11 thoughts on “The chart that shows why JPMorgan calls the fiscal cliff ‘nothing but theatrics’

  1. Husband: Honey, I just got our credit card statement. We owe $200,000, and we only make $60,000 per year. We’ve GOT to do something to address this or we’ll be bankrupt eventually.
    Wife: You’re absolutely right. I’m going to buy one less latte at Starbucks every week.
    Husband: Honey, that’s not good enough. We need you to do more!
    Wife: Okay, we’ll compromise on this. I’ll buy TWO fewer lattes each week.
    Husband: Alright, that’s the spirit! Now let’s go out and get that big screen TV we talked about.

  2. We are missing a huge opportunity to do something right now about entitlements, particularly Medicare and Medicaid.

    Hit the nail right on the head with that one. We have the ability to address our problems right here, right now. Why wait until we have a Greek scenario before we decide to make the tough calls?

  3. what was JP Morgan’s forecast for 2012 for the deficit & GDP in 1982?

    before i believe their projections, i’d like to see what their track record is on 30 year forecasts..

    • The data is from the CBO actually, and, as the poster explained earlier, their track record is terrible, they also predicted 10 years ago that public debt would be a mere 7.4% of GDP today, instead, it’s ten times that. So, yes, the forecast is absurdly unreliable.

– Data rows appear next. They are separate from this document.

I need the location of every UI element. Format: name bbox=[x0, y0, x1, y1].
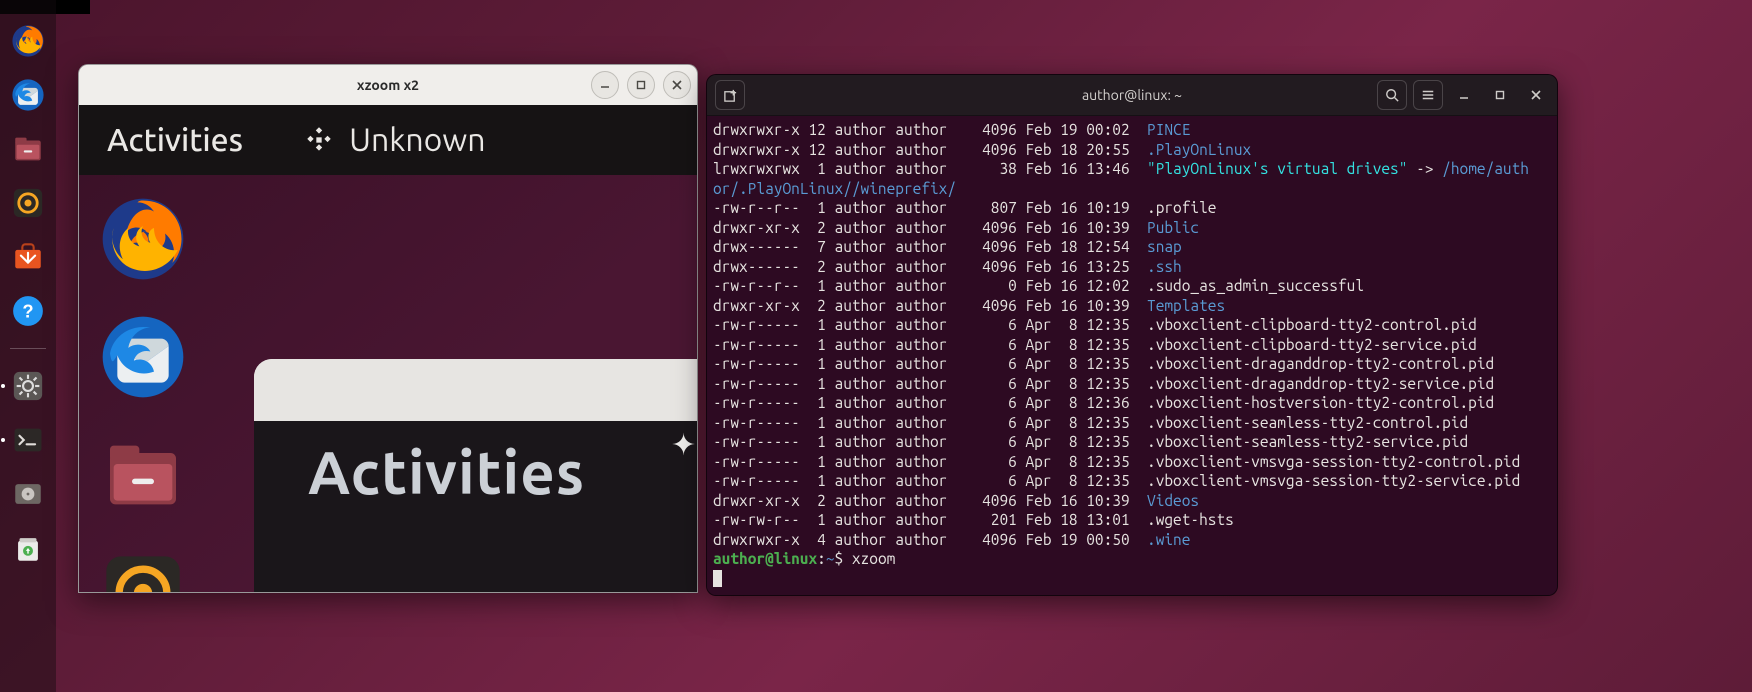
close-icon bbox=[671, 79, 683, 91]
search-icon bbox=[1385, 88, 1399, 102]
zoomed-activities-label: Activities bbox=[107, 122, 243, 158]
dock-rhythmbox[interactable] bbox=[7, 182, 49, 224]
dock-terminal[interactable] bbox=[7, 419, 49, 461]
dock-settings[interactable] bbox=[7, 365, 49, 407]
terminal-maximize-button[interactable] bbox=[1485, 81, 1515, 109]
xzoom-window[interactable]: xzoom x2 Activities Unknown bbox=[78, 64, 698, 593]
dock-trash[interactable] bbox=[7, 527, 49, 569]
terminal-body[interactable]: drwxrwxr-x 12 author author 4096 Feb 19 … bbox=[707, 116, 1557, 595]
zoomed-sub-activities-label: Activities bbox=[308, 439, 585, 506]
xzoom-titlebar[interactable]: xzoom x2 bbox=[79, 65, 697, 106]
terminal-close-button[interactable] bbox=[1521, 81, 1551, 109]
new-tab-icon bbox=[723, 88, 738, 103]
xzoom-window-controls bbox=[591, 71, 691, 99]
firefox-icon bbox=[11, 24, 45, 58]
xzoom-title: xzoom x2 bbox=[357, 77, 419, 93]
zoomed-thunderbird-icon bbox=[99, 313, 187, 401]
zoomed-sub-titlebar bbox=[254, 359, 697, 421]
terminal-dock-icon bbox=[11, 423, 45, 457]
rhythmbox-icon bbox=[11, 186, 45, 220]
zoomed-unknown-label: Unknown bbox=[349, 122, 485, 158]
close-button[interactable] bbox=[663, 71, 691, 99]
xzoom-viewport: Activities Unknown Activities ✦ bbox=[79, 105, 697, 592]
maximize-icon bbox=[635, 79, 647, 91]
files-icon bbox=[11, 132, 45, 166]
dock: ? bbox=[0, 0, 56, 692]
dock-thunderbird[interactable] bbox=[7, 74, 49, 116]
svg-text:?: ? bbox=[22, 300, 33, 321]
close-icon bbox=[1530, 89, 1542, 101]
terminal-title: author@linux: ~ bbox=[1082, 87, 1182, 103]
disk-icon bbox=[11, 477, 45, 511]
maximize-button[interactable] bbox=[627, 71, 655, 99]
zoomed-subwindow: Activities bbox=[254, 359, 697, 592]
settings-icon bbox=[11, 369, 45, 403]
dock-separator bbox=[10, 348, 46, 349]
zoomed-unknown: Unknown bbox=[303, 122, 485, 158]
zoomed-dock-column bbox=[99, 195, 187, 592]
dock-files[interactable] bbox=[7, 128, 49, 170]
zoomed-topbar: Activities Unknown bbox=[79, 105, 697, 175]
terminal-titlebar[interactable]: author@linux: ~ bbox=[707, 75, 1557, 116]
search-button[interactable] bbox=[1377, 80, 1407, 110]
terminal-window[interactable]: author@linux: ~ drwxrwxr-x 12 author aut… bbox=[706, 74, 1558, 596]
terminal-minimize-button[interactable] bbox=[1449, 81, 1479, 109]
dock-help[interactable]: ? bbox=[7, 290, 49, 332]
unknown-app-icon bbox=[303, 124, 335, 156]
minimize-button[interactable] bbox=[591, 71, 619, 99]
dock-software[interactable] bbox=[7, 236, 49, 278]
zoomed-rhythmbox-icon bbox=[99, 549, 187, 592]
dock-firefox[interactable] bbox=[7, 20, 49, 62]
zoomed-edge-glyph: ✦ bbox=[671, 427, 697, 493]
help-icon: ? bbox=[11, 294, 45, 328]
menu-button[interactable] bbox=[1413, 80, 1443, 110]
thunderbird-icon bbox=[11, 78, 45, 112]
zoomed-sub-body: Activities bbox=[254, 421, 697, 592]
minimize-icon bbox=[599, 79, 611, 91]
zoomed-files-icon bbox=[99, 431, 187, 519]
zoomed-firefox-icon bbox=[99, 195, 187, 283]
software-icon bbox=[11, 240, 45, 274]
trash-icon bbox=[11, 531, 45, 565]
dock-disk[interactable] bbox=[7, 473, 49, 515]
maximize-icon bbox=[1494, 89, 1506, 101]
hamburger-icon bbox=[1421, 88, 1435, 102]
new-tab-button[interactable] bbox=[715, 80, 745, 110]
minimize-icon bbox=[1458, 89, 1470, 101]
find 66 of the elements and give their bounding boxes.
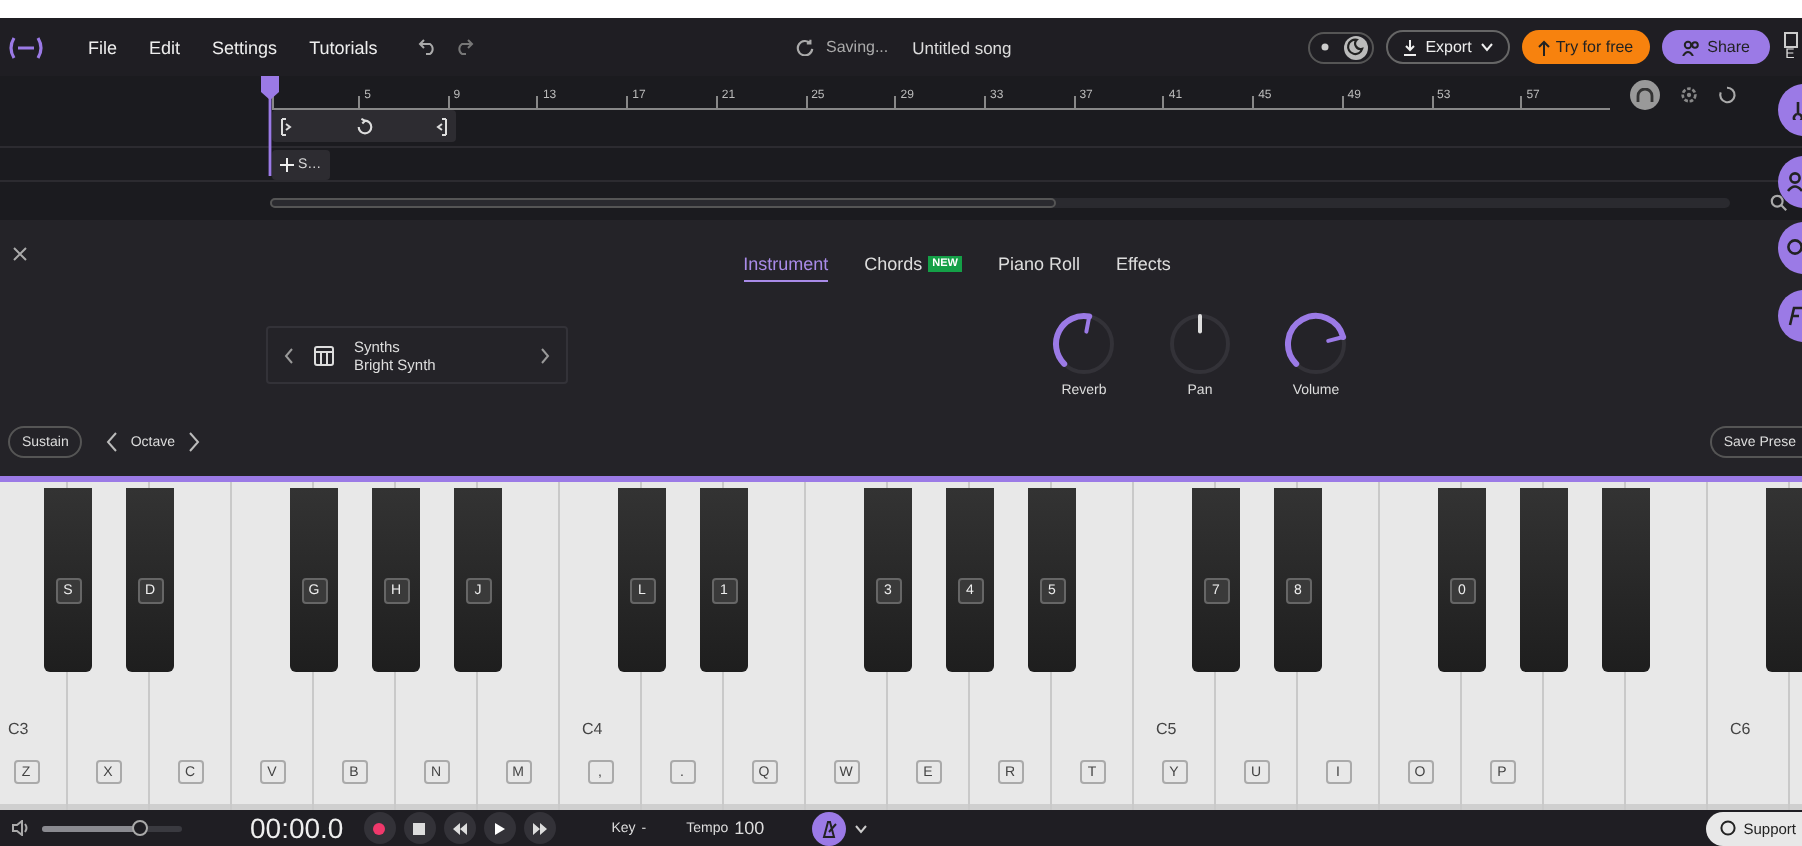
note-label: C5 xyxy=(1156,720,1177,738)
time-display: 00:00.0 xyxy=(250,812,344,844)
people-icon xyxy=(1681,39,1700,55)
export-button[interactable]: Export xyxy=(1385,30,1510,64)
logo-icon[interactable] xyxy=(8,35,44,59)
chevron-left-icon[interactable] xyxy=(106,432,119,452)
loop-end-icon[interactable] xyxy=(436,117,448,135)
metronome-icon xyxy=(820,819,839,837)
chevron-left-icon[interactable] xyxy=(284,347,294,363)
tab[interactable]: Instrument xyxy=(743,254,829,282)
sync-icon xyxy=(796,38,814,56)
note-label: C4 xyxy=(582,720,603,738)
stop-icon xyxy=(412,821,427,835)
try-for-free-button[interactable]: Try for free xyxy=(1521,30,1650,64)
rewind-button[interactable] xyxy=(443,812,476,844)
sun-icon[interactable] xyxy=(1318,40,1333,54)
headphones-icon[interactable] xyxy=(1630,80,1660,110)
menu-item[interactable]: Settings xyxy=(196,37,294,57)
stop-button[interactable] xyxy=(403,812,436,844)
loop-icon[interactable] xyxy=(1718,86,1736,104)
metronome-button[interactable] xyxy=(812,811,847,845)
undo-icon[interactable] xyxy=(417,38,438,56)
loop-region[interactable] xyxy=(272,110,456,142)
panel-icon[interactable] xyxy=(1783,32,1797,48)
plus-icon xyxy=(280,157,294,171)
scrollbar[interactable] xyxy=(270,197,1730,207)
note-label: C3 xyxy=(8,720,29,738)
caret-icon xyxy=(1479,42,1494,52)
chevron-right-icon[interactable] xyxy=(187,432,200,452)
person-icon xyxy=(1786,172,1802,192)
moon-icon[interactable] xyxy=(1346,38,1365,56)
menu-item[interactable]: Edit xyxy=(133,37,197,57)
fast-forward-icon xyxy=(531,821,548,835)
record-icon xyxy=(372,821,387,835)
keyboard-icon xyxy=(314,345,334,365)
note-label: C6 xyxy=(1730,720,1751,738)
knob[interactable] xyxy=(1050,310,1118,378)
tempo-value[interactable]: 100 xyxy=(734,818,765,838)
menu-item[interactable]: File xyxy=(72,37,134,57)
menu-item[interactable]: Tutorials xyxy=(293,37,394,57)
knob[interactable] xyxy=(1282,310,1350,378)
volume-slider[interactable] xyxy=(42,825,182,831)
play-button[interactable] xyxy=(483,812,516,844)
letter-f-icon xyxy=(1786,306,1802,326)
tab[interactable]: Effects xyxy=(1116,254,1171,282)
tab[interactable]: Piano Roll xyxy=(998,254,1081,282)
song-title[interactable]: Untitled song xyxy=(912,37,1012,57)
caret-icon[interactable] xyxy=(854,823,869,833)
speaker-icon[interactable] xyxy=(12,820,30,836)
rewind-icon xyxy=(451,821,468,835)
record-button[interactable] xyxy=(363,812,396,844)
theme-toggle[interactable] xyxy=(1307,31,1374,63)
zoom-icon[interactable] xyxy=(1770,193,1788,211)
saving-status: Saving... xyxy=(826,38,889,56)
upload-icon xyxy=(1537,39,1550,55)
chevron-right-icon[interactable] xyxy=(540,347,550,363)
help-icon xyxy=(1719,820,1736,836)
close-icon[interactable] xyxy=(12,246,28,262)
play-icon xyxy=(493,821,506,835)
settings-icon[interactable] xyxy=(1680,86,1698,104)
loop-start-icon[interactable] xyxy=(280,117,292,135)
playhead[interactable] xyxy=(260,76,280,176)
redo-icon[interactable] xyxy=(453,38,474,56)
share-button[interactable]: Share xyxy=(1661,30,1770,64)
download-icon xyxy=(1401,39,1418,55)
fast-forward-button[interactable] xyxy=(523,812,556,844)
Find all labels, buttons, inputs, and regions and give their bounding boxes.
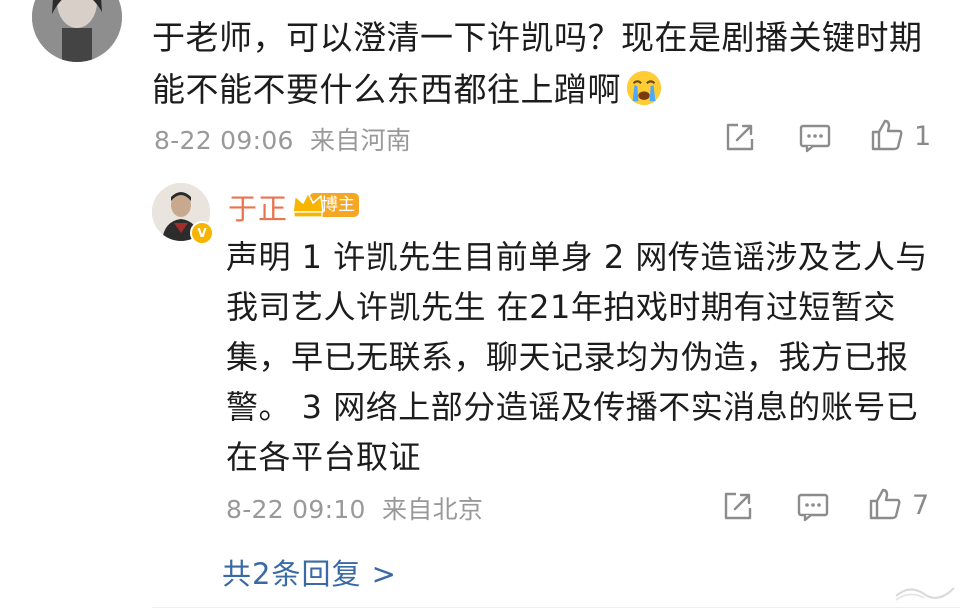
view-more-replies-link[interactable]: 共2条回复 >: [222, 551, 397, 593]
reply-line-3: 集，早已无联系，聊天记录均为伪造，我方已报: [226, 338, 909, 376]
comment-icon[interactable]: [798, 120, 832, 154]
comment-line-2-text: 能不能不要什么东西都往上蹭啊: [152, 70, 621, 109]
comment-date: 8-22 09:06: [154, 126, 294, 155]
reply-source: 来自北京: [381, 495, 484, 524]
reply-author-name[interactable]: 于正: [228, 186, 288, 228]
comment-line-1: 于老师，可以澄清一下许凯吗？现在是剧播关键时期: [152, 18, 923, 57]
reply-body: 声明 1 许凯先生目前单身 2 网传造谣涉及艺人与 我司艺人许凯先生 在21年拍…: [226, 232, 936, 482]
reply-like-count: 7: [912, 490, 930, 521]
comment-body: 于老师，可以澄清一下许凯吗？现在是剧播关键时期 能不能不要什么东西都往上蹭啊: [152, 12, 942, 116]
reply-line-5: 在各平台取证: [226, 438, 422, 476]
reply-date: 8-22 09:10: [226, 495, 366, 524]
reply-meta: 8-22 09:10 来自北京: [226, 490, 483, 526]
reply-line-1: 声明 1 许凯先生目前单身 2 网传造谣涉及艺人与: [226, 238, 928, 276]
like-icon[interactable]: [868, 487, 902, 521]
comment-meta: 8-22 09:06 来自河南: [154, 121, 411, 157]
divider: [152, 607, 960, 608]
share-icon[interactable]: [723, 120, 757, 154]
comment-line-2: 能不能不要什么东西都往上蹭啊: [152, 64, 942, 116]
crying-face-emoji-icon: [625, 69, 663, 107]
like-icon[interactable]: [870, 118, 904, 152]
share-icon[interactable]: [721, 489, 755, 523]
reply-line-2: 我司艺人许凯先生 在21年拍戏时期有过短暂交: [226, 288, 896, 326]
comment-like-count: 1: [914, 121, 932, 152]
comment-icon[interactable]: [796, 489, 830, 523]
watermark-icon: [890, 578, 960, 606]
author-badge-label: 博主: [321, 195, 355, 215]
commenter-avatar[interactable]: [32, 0, 122, 62]
verified-v-icon: V: [190, 221, 214, 245]
reply-line-4: 警。 3 网络上部分造谣及传播不实消息的账号已: [226, 388, 919, 426]
comment-source: 来自河南: [309, 126, 412, 155]
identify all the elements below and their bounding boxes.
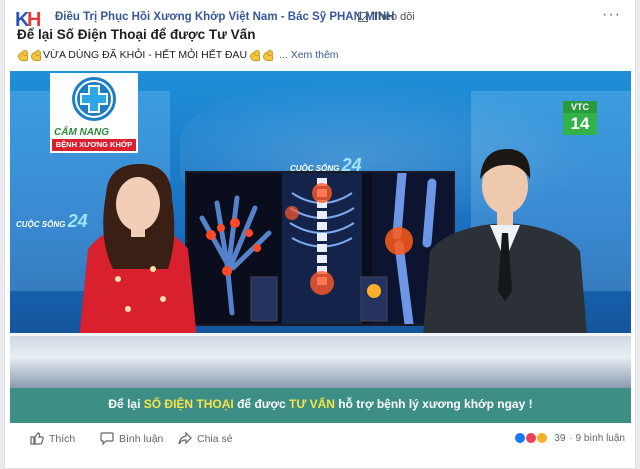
post-card: K H Điều Trị Phục Hồi Xương Khớp Việt Na…: [4, 0, 636, 469]
video-player[interactable]: CUỘC SỐNG 24 CUỘC SỐNG 24 CẨM NANG BỆNH …: [10, 71, 631, 423]
xray-display: [185, 171, 455, 326]
caption-text: hỗ trợ bệnh lý xương khớp ngay !: [334, 397, 533, 411]
caption-text: để được: [233, 397, 289, 411]
see-more-link[interactable]: ... Xem thêm: [279, 49, 339, 61]
caption-text: Để lại: [108, 397, 144, 411]
cam-nang-logo: CẨM NANG BỆNH XƯƠNG KHỚP: [50, 73, 138, 153]
follow-label: Theo dõi: [372, 11, 415, 23]
post-text: VỪA DÙNG ĐÃ KHỎI - HẾT MỎI HẾT ĐAU: [43, 49, 248, 61]
comment-label: Bình luận: [119, 432, 164, 445]
comment-count-link[interactable]: · 9 bình luận: [569, 433, 625, 444]
reactions-summary[interactable]: 39 · 9 bình luận: [514, 432, 625, 444]
caption-highlight-advice: TƯ VẤN: [289, 397, 335, 411]
comment-button[interactable]: Bình luận: [100, 432, 163, 445]
muscle-emoji-icon: [30, 49, 42, 61]
post-title: Để lại Số Điện Thoại để được Tư Vấn: [17, 27, 256, 42]
female-anchor: [78, 164, 198, 349]
follow-icon: [358, 12, 368, 22]
logo-subtitle: BỆNH XƯƠNG KHỚP: [52, 139, 136, 151]
video-caption: Để lại SỐ ĐIỆN THOẠI để được TƯ VẤN hỗ t…: [10, 397, 631, 411]
caption-highlight-phone: SỐ ĐIỆN THOẠI: [143, 397, 234, 411]
logo-title: CẨM NANG: [54, 127, 109, 138]
like-button[interactable]: Thích: [30, 432, 75, 445]
more-options-icon[interactable]: ···: [602, 6, 621, 24]
like-label: Thích: [49, 432, 76, 445]
xray-image: [187, 173, 453, 324]
haha-reaction-icon: [536, 432, 549, 444]
show-name-left: CUỘC SỐNG: [16, 220, 66, 229]
post-actions-bar: Thích Bình luận Chia sẻ 39 · 9 bình luận: [10, 428, 631, 452]
thumbs-up-icon: [30, 432, 44, 445]
muscle-emoji-icon: [17, 49, 29, 61]
muscle-emoji-icon: [249, 49, 261, 61]
comment-icon: [100, 432, 114, 445]
vtc14-channel-logo: VTC 14: [563, 101, 597, 135]
channel-number: 14: [563, 113, 597, 135]
reaction-count: 39: [554, 432, 566, 444]
muscle-emoji-icon: [262, 49, 274, 61]
post-text-line: VỪA DÙNG ĐÃ KHỎI - HẾT MỎI HẾT ĐAU ... X…: [17, 49, 339, 61]
anchor-desk: [10, 336, 631, 388]
male-anchor: [422, 149, 588, 346]
share-label: Chia sẻ: [197, 432, 233, 445]
channel-name: VTC: [563, 101, 597, 113]
share-icon: [178, 432, 192, 445]
follow-button[interactable]: Theo dõi: [358, 11, 415, 23]
page-name-link[interactable]: Điều Trị Phục Hồi Xương Khớp Việt Nam - …: [55, 11, 395, 23]
share-button[interactable]: Chia sẻ: [178, 432, 233, 445]
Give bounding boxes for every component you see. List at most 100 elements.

  4. Wife: I’m back from work and here you are watching television again.
    Husband: Hey, I’d like to find a job, but we have to live within our means and my car is out of gas.
    Wife: But you have a First Bank of China credit card in your pocket that charges zero interest.
    Husband: Silly, you shouldn’t worry yourself about economics. Any day now a job creator is going to knock on our door. Now I hope you haven’t spent any money today….

  5. The socialist vote-buying machine can be stopped, but only by a constitutional amendment to limit the federal government to some huge number, like 18% of GDP. There is zero chance of that happening. We are rapidly becoming like Europe – socialist, bankrupt, and degenerate.